Publicado em 11 de julho de 2026 · 8 min de leitura

Saco do Mamanguá visto do alto, fiorde de águas calmas entre morros de Mata Atlântica
Saco do Mamanguá. Foto: Pedro Gabriel Maciel, CC BY-SA 3.0, Wikimedia Commons

Todo mundo que desembarca em Paraty ouve a mesma pergunta no cais: “vai fazer qual passeio?”. A oferta é grande, os panfletos parecem iguais e ninguém tem dias sobrando. Este ranking existe pra resolver isso, e a gente avisa de saída que ele tem lado: quem escreve opera o Albatroz, a escuna de 23 metros do nosso grupo que sai da Marina Píer 46 toda semana. A vantagem de ler um ranking de quem trabalha nesse mar é que a gente conhece cada opção por dentro, inclusive as que não são nossas. A contrapartida é que, quando acharmos que a nossa é a melhor, vamos dizer sem rodeio, e explicar por quê.

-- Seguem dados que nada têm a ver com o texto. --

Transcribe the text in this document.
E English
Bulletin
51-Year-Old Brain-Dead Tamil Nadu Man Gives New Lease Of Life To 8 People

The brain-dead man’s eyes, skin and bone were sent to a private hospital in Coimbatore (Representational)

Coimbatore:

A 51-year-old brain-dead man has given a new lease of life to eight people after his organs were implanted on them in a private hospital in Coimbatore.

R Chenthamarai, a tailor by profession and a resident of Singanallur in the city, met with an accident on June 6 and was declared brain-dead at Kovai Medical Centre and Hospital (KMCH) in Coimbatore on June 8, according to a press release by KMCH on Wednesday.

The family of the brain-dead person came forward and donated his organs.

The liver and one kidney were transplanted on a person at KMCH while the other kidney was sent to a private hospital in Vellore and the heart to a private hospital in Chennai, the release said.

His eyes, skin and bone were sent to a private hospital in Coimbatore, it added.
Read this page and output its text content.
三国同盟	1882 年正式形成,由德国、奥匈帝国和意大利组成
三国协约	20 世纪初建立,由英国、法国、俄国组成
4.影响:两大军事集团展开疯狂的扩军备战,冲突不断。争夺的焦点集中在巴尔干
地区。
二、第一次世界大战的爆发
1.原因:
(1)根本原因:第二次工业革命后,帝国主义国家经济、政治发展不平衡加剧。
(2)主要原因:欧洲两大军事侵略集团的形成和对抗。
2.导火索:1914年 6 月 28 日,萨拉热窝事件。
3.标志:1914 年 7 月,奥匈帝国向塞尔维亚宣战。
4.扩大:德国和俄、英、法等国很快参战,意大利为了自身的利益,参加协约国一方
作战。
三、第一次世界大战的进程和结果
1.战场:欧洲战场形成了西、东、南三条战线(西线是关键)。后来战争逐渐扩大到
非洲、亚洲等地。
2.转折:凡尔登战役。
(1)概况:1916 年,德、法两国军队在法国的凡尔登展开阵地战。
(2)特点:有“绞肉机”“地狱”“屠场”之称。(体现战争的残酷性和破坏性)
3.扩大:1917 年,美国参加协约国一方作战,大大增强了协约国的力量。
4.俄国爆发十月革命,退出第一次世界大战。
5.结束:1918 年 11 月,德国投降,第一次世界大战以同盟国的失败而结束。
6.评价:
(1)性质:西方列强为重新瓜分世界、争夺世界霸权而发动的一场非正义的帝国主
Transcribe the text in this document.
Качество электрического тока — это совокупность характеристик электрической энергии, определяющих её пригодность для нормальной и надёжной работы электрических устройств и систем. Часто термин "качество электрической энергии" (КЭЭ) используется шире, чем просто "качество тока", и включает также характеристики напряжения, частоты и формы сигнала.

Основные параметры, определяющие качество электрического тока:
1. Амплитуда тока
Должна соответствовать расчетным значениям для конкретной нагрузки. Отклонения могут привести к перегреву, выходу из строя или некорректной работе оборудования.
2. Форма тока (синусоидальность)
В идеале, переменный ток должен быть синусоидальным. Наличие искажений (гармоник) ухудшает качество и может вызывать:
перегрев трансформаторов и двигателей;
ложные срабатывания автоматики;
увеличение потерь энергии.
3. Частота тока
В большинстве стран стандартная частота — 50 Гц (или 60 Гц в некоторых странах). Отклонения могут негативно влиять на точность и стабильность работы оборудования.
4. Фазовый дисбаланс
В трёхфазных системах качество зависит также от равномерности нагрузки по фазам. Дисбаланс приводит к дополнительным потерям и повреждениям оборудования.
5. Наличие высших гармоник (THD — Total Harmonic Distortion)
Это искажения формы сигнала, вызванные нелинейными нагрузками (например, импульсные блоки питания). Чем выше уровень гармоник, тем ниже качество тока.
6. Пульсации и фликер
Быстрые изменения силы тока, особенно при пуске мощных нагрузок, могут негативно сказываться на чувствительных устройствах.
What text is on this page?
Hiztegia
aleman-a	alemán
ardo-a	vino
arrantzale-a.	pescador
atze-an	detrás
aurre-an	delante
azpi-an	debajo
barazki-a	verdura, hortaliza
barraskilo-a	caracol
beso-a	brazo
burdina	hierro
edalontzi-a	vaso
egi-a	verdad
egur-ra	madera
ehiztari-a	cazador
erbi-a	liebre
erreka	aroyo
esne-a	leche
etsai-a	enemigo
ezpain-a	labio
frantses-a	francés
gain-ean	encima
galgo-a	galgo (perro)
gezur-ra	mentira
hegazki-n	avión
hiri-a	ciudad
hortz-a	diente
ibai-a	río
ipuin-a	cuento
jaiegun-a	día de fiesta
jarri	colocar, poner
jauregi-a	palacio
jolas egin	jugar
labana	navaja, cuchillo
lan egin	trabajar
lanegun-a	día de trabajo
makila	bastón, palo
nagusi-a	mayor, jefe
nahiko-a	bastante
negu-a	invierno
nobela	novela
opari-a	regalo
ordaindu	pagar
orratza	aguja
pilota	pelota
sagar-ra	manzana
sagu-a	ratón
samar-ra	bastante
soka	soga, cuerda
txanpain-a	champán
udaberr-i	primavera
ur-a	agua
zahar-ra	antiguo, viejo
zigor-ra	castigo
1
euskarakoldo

Critério: experiência entregue pelo tempo e dinheiro investidos, com os defeitos na mesa. Vamos do primeiro ao sétimo.

1. A expedição de barco com pernoite

O melhor passeio de Paraty, na nossa avaliação de dono e de morador, não é um passeio: é dormir no mar. A expedição do Albatroz sai de Paraty em formatos de 2 a 5 noites, a partir de R$ 990 em 2026, com camarotes com ar, chef a bordo e a primeira noite atracada na marina, com a noite livre no centro histórico.

A diferença estrutural em relação a tudo mais desta lista: os outros passeios visitam os lugares; a expedição amanhece neles. Na saída de 2 noites, o café sai com snorkel na Ilha dos Meros, o almoço é churrasco na Praia Grande da Cajaíba e a noite é um luau com fogueira na praia do Saco do Mamanguá, com o barco ancorado dentro do fiorde, aos pés do Pão de Açúcar. Na saída de 3 noites, o barco cruza pra Ilha Grande, dorme lá e desembarca na Praia do Pouso cedo, com a trilha de 20 minutos deixando você em Lopes Mendes antes de as escunas de bate-volta chegarem. Uma das praias mais famosas do Brasil, quase vazia, e você acordou a dez minutos dela.

Contra: custa mais que qualquer bate-volta e pede no mínimo dois dias e meio de agenda. É a escolha de quem tem tempo e quer profundidade. Como fazer: embarque às 18h na Marina Píer 46; as datas ficam na página de pacotes e os vídeos de bordo estão no Instagram do Albatroz.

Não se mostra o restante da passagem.